Q.3. Draw a triangle \(ABC\) with \(BC = 3.2\,{\text{cm}},\,AB = 3.6\,{\text{cm}}\) and \(\angle = {120^ \circ }.\) Also, draw a perpendicular from \(A\) on \(BC.\)
Ans: We follow the following steps to construct the required triangle.
1. Draw \(\angle XBY\) of measure \({120^ \circ }.\)
2. From ray \(BX\) cut off the line segment \(BC\) of length \(3.2\,{\text{cm}}.\)
3. From ray \(BY,\) cut off the line segment \(BA,\) of length \(3.6\,{\text{cm}}.\)
4. Join \(CA\) to obtain the required triangle.

5. Draw ray \(BZ.\)
6. With centre \(A,\) draw an arc intersecting rays \(BX\) and \(BZ\) at \(P\) and \(Q\) respectively.
7. With centre \(P\) and radius more than \(\frac{1}{2}PQ,\) cut an arc on the opposite side of \(A.\)
8. With centre \(Q\) and the same radius as the above step, cut an arc intersecting the arc drawn in the above step at \(R.\)
9. Join \(AR.\) If it meets BZ at \(L,\) then \(AL\) is the required perpendicular from \(A\) on \(BC.\)

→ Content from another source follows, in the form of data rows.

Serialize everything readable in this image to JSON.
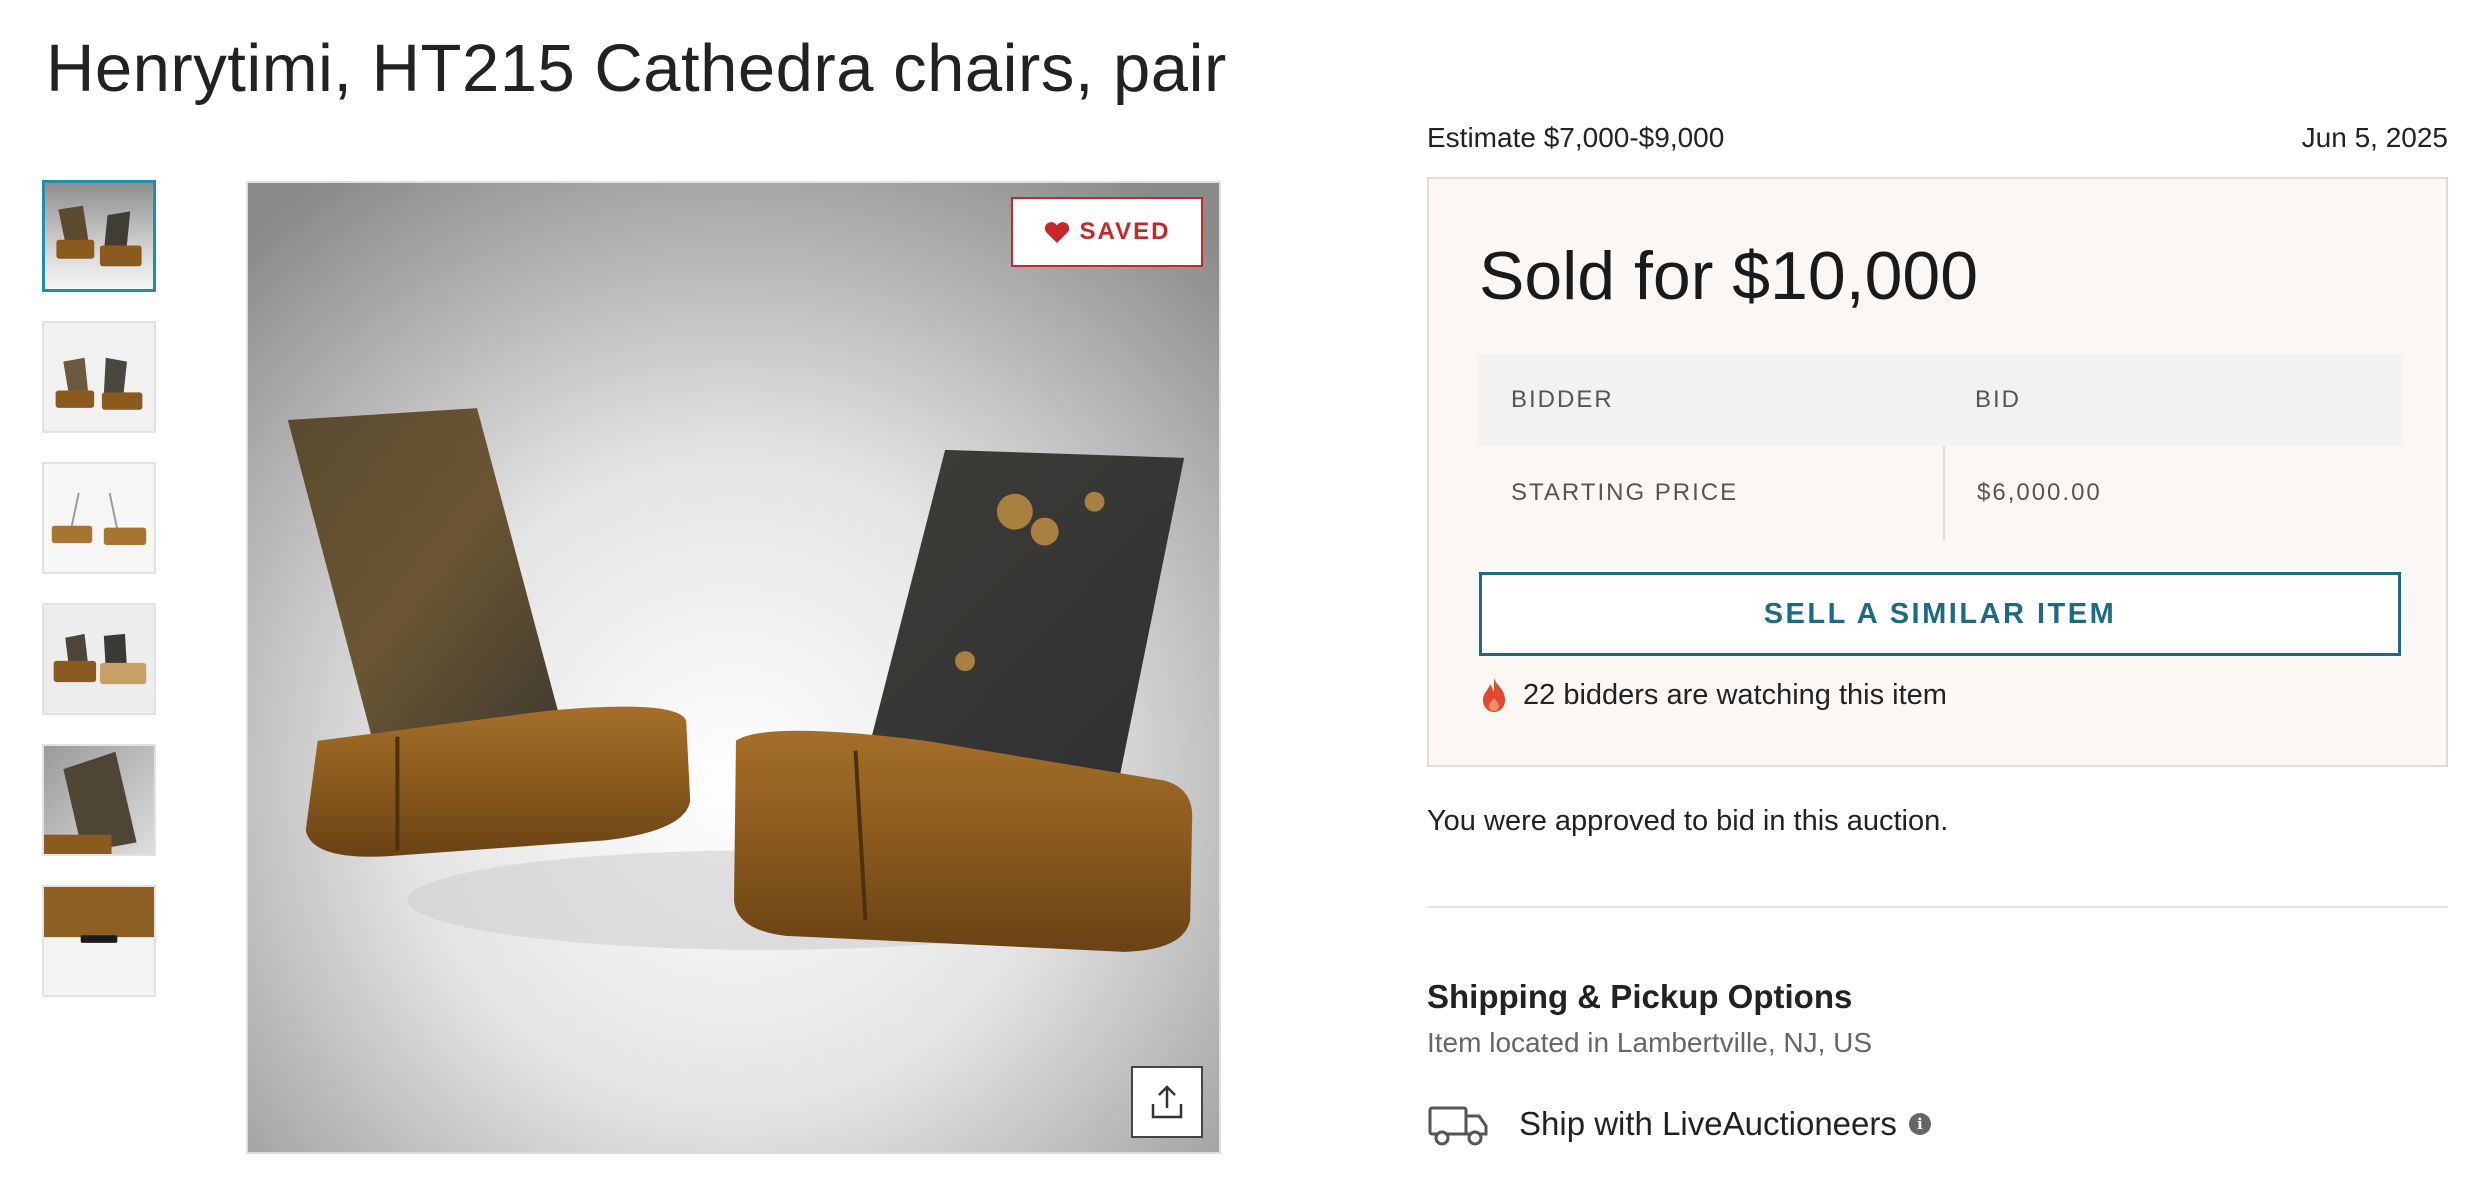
{
  "lot": {
    "title": "Henrytimi, HT215 Cathedra chairs, pair",
    "estimate": "Estimate $7,000-$9,000",
    "date": "Jun 5, 2025"
  },
  "gallery": {
    "thumbnail_count": 6,
    "active_index": 0,
    "saved_label": "SAVED",
    "saved_icon": "heart-icon",
    "share_icon": "share-icon"
  },
  "result": {
    "sold_text": "Sold for $10,000",
    "table_headers": [
      "BIDDER",
      "BID"
    ],
    "rows": [
      {
        "bidder": "STARTING PRICE",
        "bid": "$6,000.00"
      }
    ],
    "sell_similar_label": "SELL A SIMILAR ITEM",
    "watching_text": "22 bidders are watching this item",
    "watching_icon": "flame-icon"
  },
  "approval": {
    "text": "You were approved to bid in this auction."
  },
  "shipping": {
    "title": "Shipping & Pickup Options",
    "location": "Item located in Lambertville, NJ, US",
    "option_label": "Ship with LiveAuctioneers",
    "option_icon": "truck-icon",
    "info_icon": "info-icon"
  },
  "colors": {
    "accent_teal": "#1a6b83",
    "saved_red": "#c62828",
    "card_bg": "#fbf7f4",
    "active_thumb_border": "#1a8fb0"
  }
}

Q.4. In a pyramid, line segment \(AD\) is the perpendicular bisector of triangle \(ABC\) to the line segment \(BC.\) If \(AB = 20\) feet and \(BD = 7\) feet, find the length of side \(AC.\)
Ans: It is given that \(AD\) is the perpendicular bisector on the line \(BC.\)
The perpendicular bisector theorem states that any point on the perpendicular bisector is equidistant from both the endpoints of the line segment on which it is drawn.
So, \(AB = AC\)
Therefore, \(AC = 20\) feet.

Q.5. Using the ruler and compass only, construct a triangle \(PQR\) in which \(QR = 6\,{\text{cm}},\angle Q = {60^ \circ }\) and \(\angle R = {75^ \circ }.\) Draw the circumcircle of the triangle.
Ans: Steps of construction:
1. Draw a line segment \(QR = 6\,{\text{cm}}\)
2. At \(Q\) draw a ray making an angle of \({60^ \circ }\) and at \(R,\) a ray making an angle of \({75^ \circ }\) which intersects each other at \(P.\)
3. Draw the perpendicular bisector of side \(QR\) and \(PR\) intersecting each other at \(O.\)
4. With centre \(O\) and radius \(OQ\) draw a circle. It will pass through \(P,Q\) and \(R.\)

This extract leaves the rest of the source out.